Security analysts have allegedly unearthed another attack emanating from notorious North Korean hacking group known as Lazarus. The new malware is developed as a fake cryptocurrency trading platform and is targeting MacOS users, the Nextweb reports.
In a blog post written by Jamf Patrick Wardle, Apple Mac Security researcher, outlined the nature of the malware indicating that it looks more like a rehash of the previous exploits by the group.
As per the blog post, the hackers have created a front company known as JMT trading as well as an accompanying open-source crypto trading platform. The trading app was hosted on GitHub and that’s where its originality comes to an end.
Wardle indicated that there is a suspicious code within the JMT trading software’s code that allows the hackers ‘to remotely execute commands on any device that has installed the app. The code gives attackers full control of an infected MacOS system giving them the ability to do as they want with the device, Wardle explained.
A closer examination of the JMT trading codes revealed that it was a reapplication of Lazarus past strategies where it combines malicious code with genuine looking apps.

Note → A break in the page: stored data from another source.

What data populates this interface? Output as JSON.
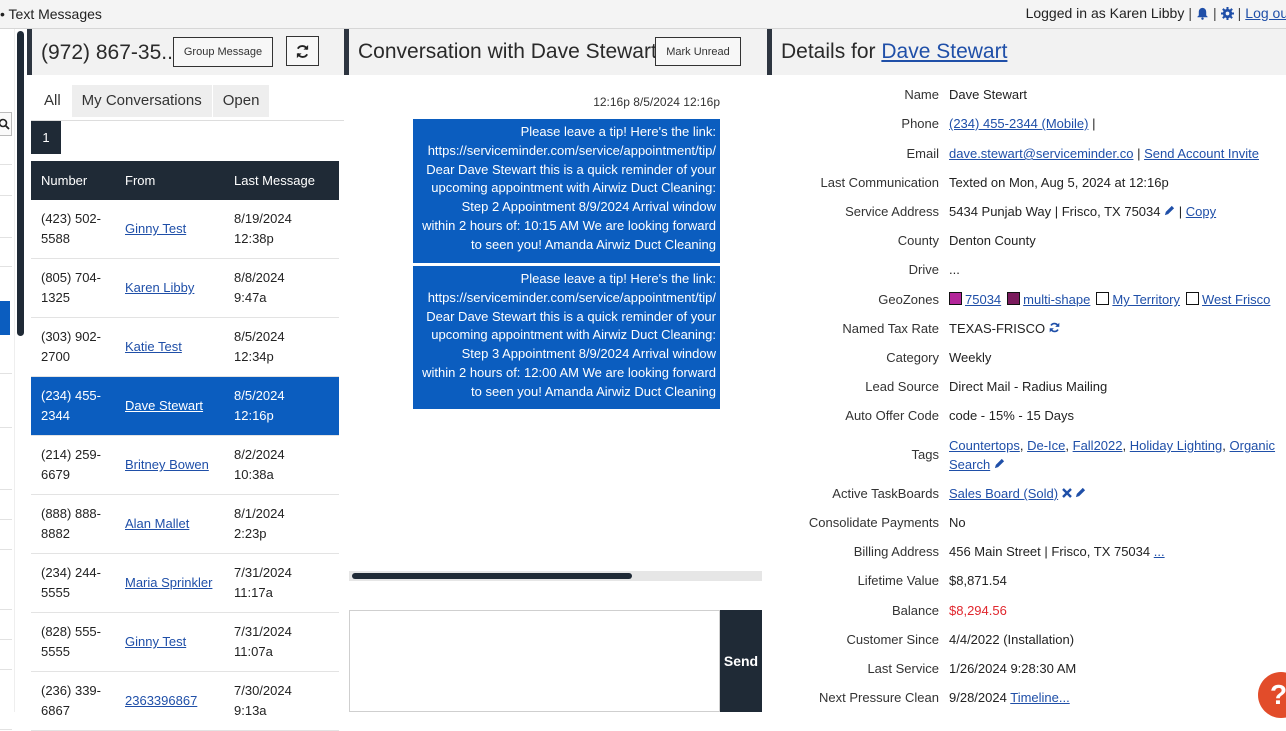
{
  "topbar": {
    "title": "• Text Messages",
    "logged_in": "Logged in as Karen Libby",
    "sep1": "|",
    "sep2": "|",
    "logout": "Log out"
  },
  "left_panel": {
    "phone": "(972) 867-35...",
    "group_message_label": "Group Message",
    "tabs": [
      "All",
      "My Conversations",
      "Open"
    ],
    "page": "1",
    "columns": [
      "Number",
      "From",
      "Last Message"
    ],
    "rows": [
      {
        "number_1": "(423) 502-",
        "number_2": "5588",
        "from": "Ginny Test",
        "date": "8/19/2024",
        "time": "12:38p"
      },
      {
        "number_1": "(805) 704-",
        "number_2": "1325",
        "from": "Karen Libby",
        "date": "8/8/2024",
        "time": "9:47a"
      },
      {
        "number_1": "(303) 902-",
        "number_2": "2700",
        "from": "Katie Test",
        "date": "8/5/2024",
        "time": "12:34p"
      },
      {
        "number_1": "(234) 455-",
        "number_2": "2344",
        "from": "Dave Stewart",
        "date": "8/5/2024",
        "time": "12:16p"
      },
      {
        "number_1": "(214) 259-",
        "number_2": "6679",
        "from": "Britney Bowen",
        "date": "8/2/2024",
        "time": "10:38a"
      },
      {
        "number_1": "(888) 888-",
        "number_2": "8882",
        "from": "Alan Mallet",
        "date": "8/1/2024",
        "time": "2:23p"
      },
      {
        "number_1": "(234) 244-",
        "number_2": "5555",
        "from": "Maria Sprinkler",
        "date": "7/31/2024",
        "time": "11:17a"
      },
      {
        "number_1": "(828) 555-",
        "number_2": "5555",
        "from": "Ginny Test",
        "date": "7/31/2024",
        "time": "11:07a"
      },
      {
        "number_1": "(236) 339-",
        "number_2": "6867",
        "from": "2363396867",
        "date": "7/30/2024",
        "time": "9:13a"
      }
    ]
  },
  "conversation": {
    "title": "Conversation with Dave Stewart",
    "mark_unread_label": "Mark Unread",
    "timestamp": "12:16p 8/5/2024 12:16p",
    "messages": [
      [
        "Please leave a tip! Here's the link:",
        "https://serviceminder.com/service/appointment/tip/",
        "Dear Dave Stewart this is a quick reminder of your",
        "upcoming appointment with Airwiz Duct Cleaning:",
        "Step 2 Appointment 8/9/2024 Arrival window",
        "within 2 hours of: 10:15 AM We are looking forward",
        "to seen you! Amanda Airwiz Duct Cleaning"
      ],
      [
        "Please leave a tip! Here's the link:",
        "https://serviceminder.com/service/appointment/tip/",
        "Dear Dave Stewart this is a quick reminder of your",
        "upcoming appointment with Airwiz Duct Cleaning:",
        "Step 3 Appointment 8/9/2024 Arrival window",
        "within 2 hours of: 12:00 AM We are looking forward",
        "to seen you! Amanda Airwiz Duct Cleaning"
      ]
    ],
    "send_label": "Send"
  },
  "details": {
    "title_prefix": "Details for",
    "customer_name": "Dave Stewart",
    "labels": {
      "name": "Name",
      "phone": "Phone",
      "email": "Email",
      "last_comm": "Last Communication",
      "service_address": "Service Address",
      "county": "County",
      "drive": "Drive",
      "geozones": "GeoZones",
      "tax_rate": "Named Tax Rate",
      "category": "Category",
      "lead_source": "Lead Source",
      "auto_offer": "Auto Offer Code",
      "tags": "Tags",
      "taskboards": "Active TaskBoards",
      "consolidate": "Consolidate Payments",
      "billing": "Billing Address",
      "lifetime": "Lifetime Value",
      "balance": "Balance",
      "since": "Customer Since",
      "last_service": "Last Service",
      "next_pressure": "Next Pressure Clean"
    },
    "name": "Dave Stewart",
    "phone": "(234) 455-2344 (Mobile)",
    "phone_sep": "|",
    "email": "dave.stewart@serviceminder.co",
    "email_sep": "|",
    "send_invite": "Send Account Invite",
    "last_comm": "Texted on Mon, Aug 5, 2024 at 12:16p",
    "service_address": "5434 Punjab Way | Frisco, TX 75034",
    "addr_sep": "|",
    "copy": "Copy",
    "county": "Denton County",
    "drive": "...",
    "geozones": [
      {
        "name": "75034",
        "color": "#b3259a"
      },
      {
        "name": "multi-shape",
        "color": "#7a1a5c"
      },
      {
        "name": "My Territory",
        "color": "#ffffff"
      },
      {
        "name": "West Frisco",
        "color": "#ffffff"
      }
    ],
    "tax_rate": "TEXAS-FRISCO",
    "category": "Weekly",
    "lead_source": "Direct Mail - Radius Mailing",
    "auto_offer": "code - 15% - 15 Days",
    "tags": [
      "Countertops",
      "De-Ice",
      "Fall2022",
      "Holiday Lighting",
      "Organic Search"
    ],
    "tag_sep": ",",
    "taskboard": "Sales Board (Sold)",
    "consolidate": "No",
    "billing": "456 Main Street | Frisco, TX 75034",
    "billing_more": "...",
    "lifetime": "$8,871.54",
    "balance": "$8,294.56",
    "balance_color": "#e0262d",
    "since": "4/4/2022 (Installation)",
    "last_service": "1/26/2024 9:28:30 AM",
    "next_pressure": "9/28/2024",
    "timeline": "Timeline..."
  },
  "help_label": "?"
}
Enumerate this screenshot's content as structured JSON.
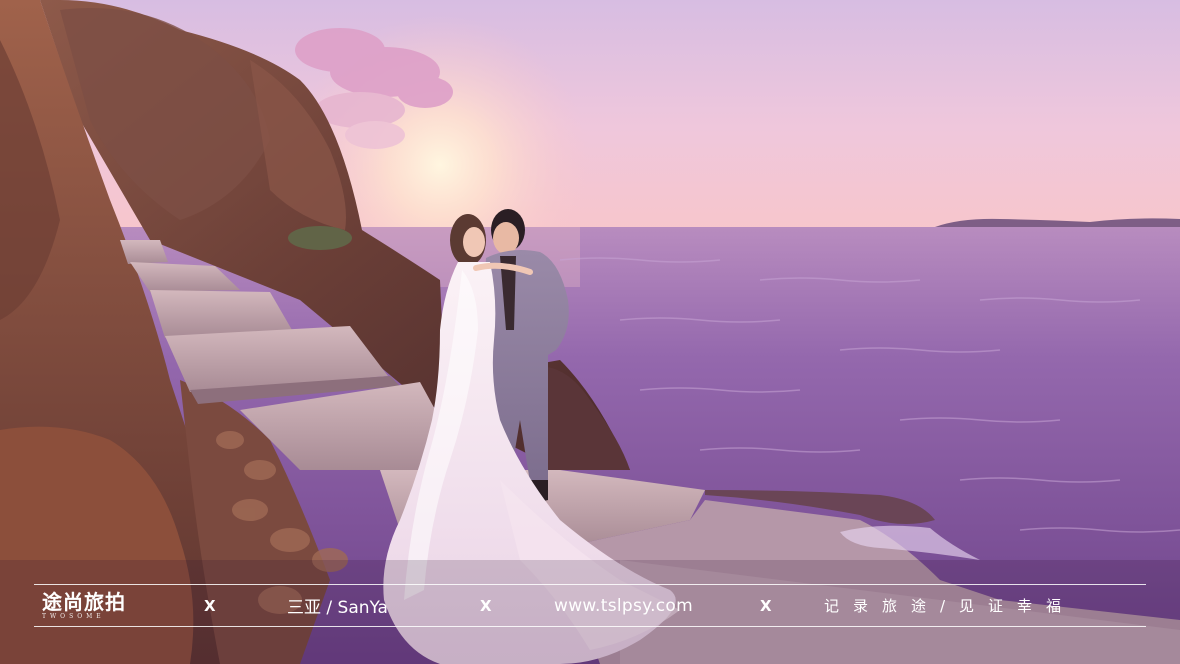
{
  "photo": {
    "subject": "wedding-couple-on-seaside-rocks-at-sunset",
    "colors": {
      "sky_top": "#e2c6e6",
      "sky_horizon": "#f4c2cc",
      "sun": "#fff2d8",
      "sea": "#8c5ea6",
      "rock": "#7a4a3c",
      "stone_steps": "#c7aab0"
    }
  },
  "banner": {
    "logo_cn": "途尚旅拍",
    "logo_en": "TWOSOME",
    "separator": "X",
    "location": "三亚 / SanYa",
    "website": "www.tslpsy.com",
    "slogan": "记录旅途/见证幸福"
  }
}
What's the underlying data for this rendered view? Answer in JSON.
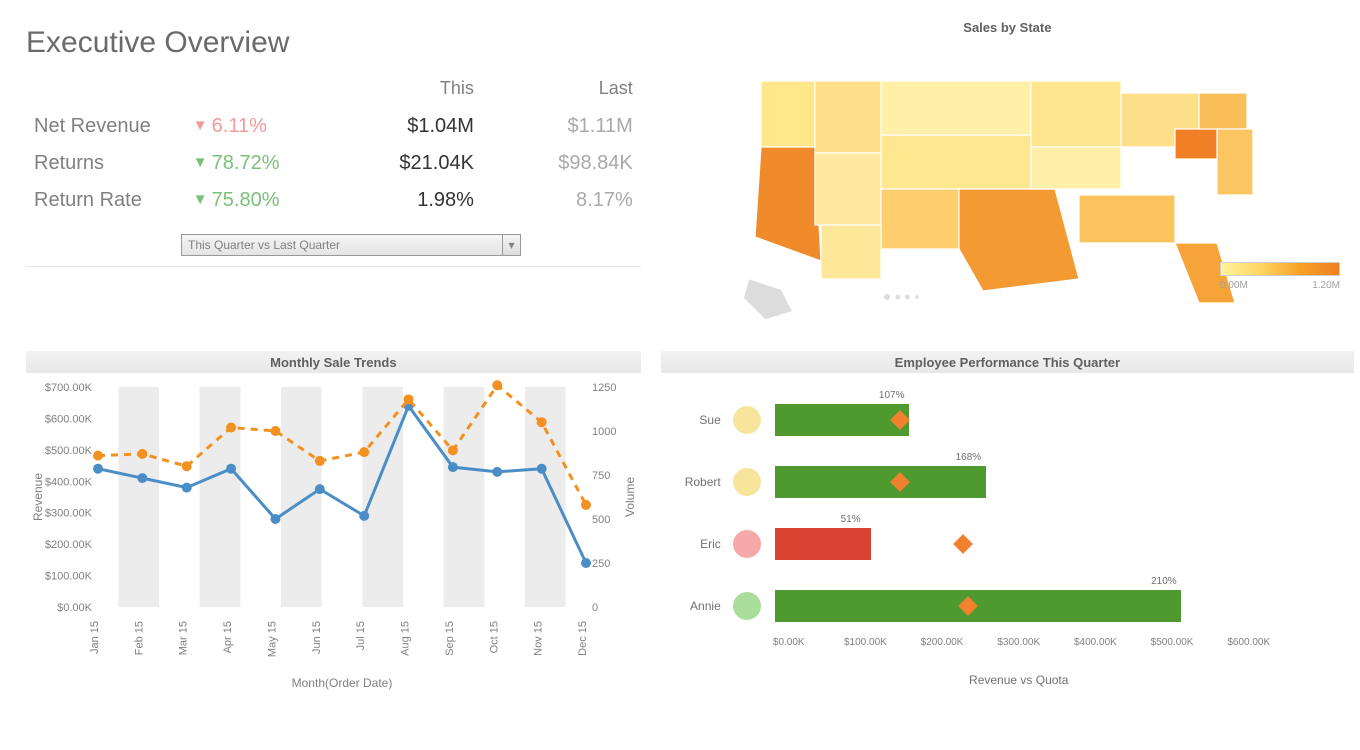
{
  "page_title": "Executive Overview",
  "kpi": {
    "col_this": "This",
    "col_last": "Last",
    "rows": [
      {
        "label": "Net Revenue",
        "dir": "down-bad",
        "delta": "6.11%",
        "this": "$1.04M",
        "last": "$1.11M"
      },
      {
        "label": "Returns",
        "dir": "down-good",
        "delta": "78.72%",
        "this": "$21.04K",
        "last": "$98.84K"
      },
      {
        "label": "Return Rate",
        "dir": "down-good",
        "delta": "75.80%",
        "this": "1.98%",
        "last": "8.17%"
      }
    ]
  },
  "period_selector": {
    "label": "This Quarter vs Last Quarter"
  },
  "map": {
    "title": "Sales by State",
    "legend_min": "0.00M",
    "legend_max": "1.20M"
  },
  "trends": {
    "title": "Monthly Sale Trends",
    "xlabel": "Month(Order Date)",
    "ylabel_left": "Revenue",
    "ylabel_right": "Volume"
  },
  "performance": {
    "title": "Employee Performance This Quarter",
    "xlabel": "Revenue vs Quota"
  },
  "chart_data": [
    {
      "id": "monthly_sale_trends",
      "type": "line",
      "categories": [
        "Jan 15",
        "Feb 15",
        "Mar 15",
        "Apr 15",
        "May 15",
        "Jun 15",
        "Jul 15",
        "Aug 15",
        "Sep 15",
        "Oct 15",
        "Nov 15",
        "Dec 15"
      ],
      "series": [
        {
          "name": "Revenue",
          "axis": "left",
          "style": "solid",
          "color": "#4b8ec7",
          "values": [
            440000,
            410000,
            380000,
            440000,
            280000,
            375000,
            290000,
            640000,
            445000,
            430000,
            440000,
            140000
          ]
        },
        {
          "name": "Volume",
          "axis": "right",
          "style": "dashed",
          "color": "#f2911f",
          "values": [
            860,
            870,
            800,
            1020,
            1000,
            830,
            880,
            1180,
            890,
            1260,
            1050,
            580
          ]
        }
      ],
      "ylim_left": [
        0,
        700000
      ],
      "ylim_right": [
        0,
        1250
      ],
      "y_ticks_left": [
        "$0.00K",
        "$100.00K",
        "$200.00K",
        "$300.00K",
        "$400.00K",
        "$500.00K",
        "$600.00K",
        "$700.00K"
      ],
      "y_ticks_right": [
        "0",
        "250",
        "500",
        "750",
        "1000",
        "1250"
      ]
    },
    {
      "id": "employee_performance",
      "type": "bar",
      "orientation": "horizontal",
      "xlim": [
        0,
        600000
      ],
      "x_ticks": [
        "$0.00K",
        "$100.00K",
        "$200.00K",
        "$300.00K",
        "$400.00K",
        "$500.00K",
        "$600.00K"
      ],
      "rows": [
        {
          "name": "Sue",
          "pct_of_quota": 107,
          "revenue": 175000,
          "quota": 164000,
          "status": "pass"
        },
        {
          "name": "Robert",
          "pct_of_quota": 168,
          "revenue": 275000,
          "quota": 164000,
          "status": "pass"
        },
        {
          "name": "Eric",
          "pct_of_quota": 51,
          "revenue": 125000,
          "quota": 245000,
          "status": "fail"
        },
        {
          "name": "Annie",
          "pct_of_quota": 210,
          "revenue": 530000,
          "quota": 252000,
          "status": "pass"
        }
      ],
      "colors": {
        "pass_bar": "#4f9a2f",
        "fail_bar": "#d84332",
        "quota_marker": "#f2812f",
        "dot_pass_light": "#f7e59b",
        "dot_fail": "#f6a9a6",
        "dot_pass_strong": "#a9dd9a"
      }
    },
    {
      "id": "sales_by_state",
      "type": "choropleth",
      "geography": "US states",
      "value_label": "Sales",
      "scale": {
        "min": 0,
        "max": 1200000,
        "colors": [
          "#fff29a",
          "#ef7f22"
        ]
      },
      "note": "California, Texas, Florida and Pennsylvania highest; mountain/plains states lowest"
    }
  ]
}
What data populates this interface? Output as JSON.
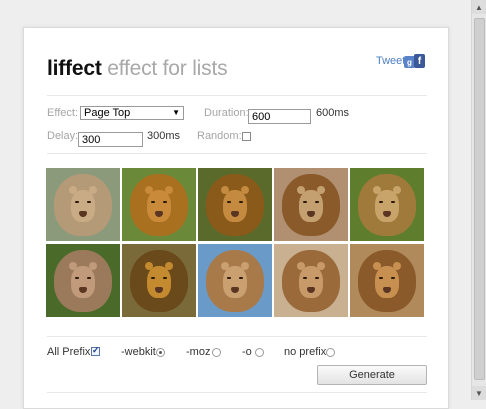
{
  "header": {
    "title_bold": "liffect",
    "title_light": "effect for lists",
    "tweet_label": "Tweet",
    "social_icons": [
      "google-plus-icon",
      "facebook-icon"
    ],
    "social_glyphs": [
      "g",
      "f"
    ]
  },
  "controls": {
    "effect_label": "Effect:",
    "effect_value": "Page Top",
    "duration_label": "Duration:",
    "duration_value": "600",
    "duration_display": "600ms",
    "delay_label": "Delay:",
    "delay_value": "300",
    "delay_display": "300ms",
    "random_label": "Random:",
    "random_checked": false
  },
  "gallery": {
    "images": [
      {
        "name": "lion-photo-1",
        "bg": "#8a9a7a",
        "mane": "#b59a78",
        "face": "#c9ac86"
      },
      {
        "name": "lion-photo-2",
        "bg": "#6a8a3a",
        "mane": "#a8701f",
        "face": "#c98a3a"
      },
      {
        "name": "lion-photo-3",
        "bg": "#5a6a2a",
        "mane": "#8a5a1a",
        "face": "#c48a40"
      },
      {
        "name": "lion-photo-4",
        "bg": "#b09070",
        "mane": "#8a5a2a",
        "face": "#c4a070"
      },
      {
        "name": "lion-photo-5",
        "bg": "#5e7e2e",
        "mane": "#a07a3a",
        "face": "#c8a46a"
      },
      {
        "name": "lion-photo-6",
        "bg": "#4a6a2a",
        "mane": "#9a7a5a",
        "face": "#c09a7a"
      },
      {
        "name": "lion-photo-7",
        "bg": "#7a6a3a",
        "mane": "#6a4a1a",
        "face": "#c48a30"
      },
      {
        "name": "lion-photo-8",
        "bg": "#6a9ac8",
        "mane": "#a87a4a",
        "face": "#caa070"
      },
      {
        "name": "lion-photo-9",
        "bg": "#c8b090",
        "mane": "#9a6a3a",
        "face": "#c89a6a"
      },
      {
        "name": "lion-photo-10",
        "bg": "#b08a5a",
        "mane": "#8a5a2a",
        "face": "#c89050"
      }
    ]
  },
  "prefix": {
    "all_prefix_label": "All Prefix",
    "all_prefix_checked": true,
    "options": [
      {
        "label": "-webkit",
        "selected": true
      },
      {
        "label": "-moz",
        "selected": false
      },
      {
        "label": "-o",
        "selected": false
      },
      {
        "label": "no prefix",
        "selected": false
      }
    ]
  },
  "actions": {
    "generate_label": "Generate"
  }
}
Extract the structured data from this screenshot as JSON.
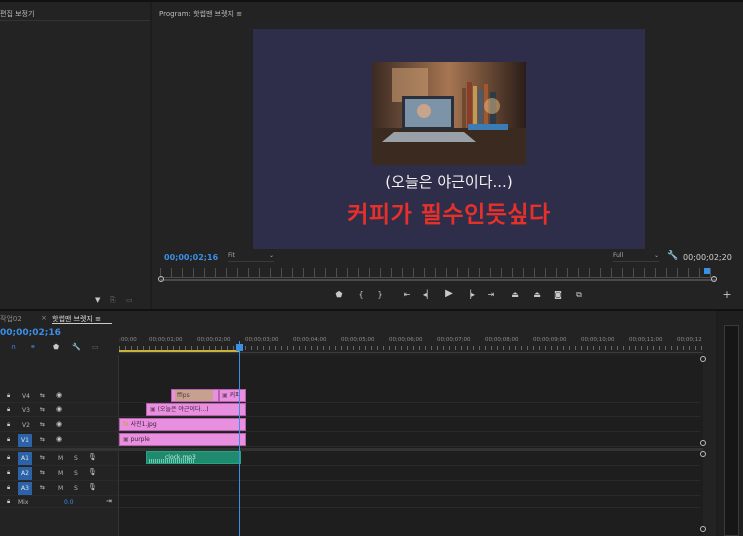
{
  "source_panel": {
    "title": "편집 보정기"
  },
  "program": {
    "title": "Program: 핫썹맨 브렛지 ≡",
    "caption_line1": "(오늘은 야근이다...)",
    "caption_line2": "커피가 필수인듯싶다",
    "timecode_current": "00;00;02;16",
    "fit_label": "Fit",
    "full_label": "Full",
    "timecode_duration": "00;00;02;20"
  },
  "timeline": {
    "tab_left": "작업02",
    "tab_active": "핫썹맨 브렛지 ≡",
    "timecode": "00;00;02;16",
    "ruler": [
      ":00;00",
      "00;00;01;00",
      "00;00;02;00",
      "00;00;03;00",
      "00;00;04;00",
      "00;00;05;00",
      "00;00;06;00",
      "00;00;07;00",
      "00;00;08;00",
      "00;00;09;00",
      "00;00;10;00",
      "00;00;11;00",
      "00;00;12"
    ],
    "tracks": {
      "v4": "V4",
      "v3": "V3",
      "v2": "V2",
      "v1": "V1",
      "a1": "A1",
      "a2": "A2",
      "a3": "A3",
      "mix": "Mix",
      "mix_value": "0.0",
      "mute": "M",
      "solo": "S"
    },
    "clips": {
      "v4_a": "ffips",
      "v4_b": "커피",
      "v3": "(오늘은 야근이다...)",
      "v2": "사진1.jpg",
      "v1": "purple",
      "a1": "clock.mp3"
    }
  },
  "colors": {
    "accent_blue": "#3b8fe6",
    "clip_pink": "#e88fe0",
    "audio_green": "#1f8a6e",
    "caption_red": "#e8302a"
  }
}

This is not the first time that Lazarus is trying this trick as last year it set up a fake trading app known as Celas that was later discovered by security analysts at Kaspersky Labs. At the time, Kaspersky noted that the malicious crypto trading app was being recommended to unsuspecting victims via an email.
After the discovery, Wardle explained that the new malware could be targeting crypto exchange staff rather than daily retail investors.
While one can argue that Lazarus are slow to creativity seeing that they are repeating the same tricks to rob individuals, on the contrary, this could be necessitated by the fact that their tricks are working well.
Research published last year claimed that North Korea based hacking syndicate was the most profitable in the world and is working tirelessly to perfect their tactics. In the past North Korea has been called out by security officials for using cybercriminals to steal cryptos to fund the Kim Jong-Un’s government.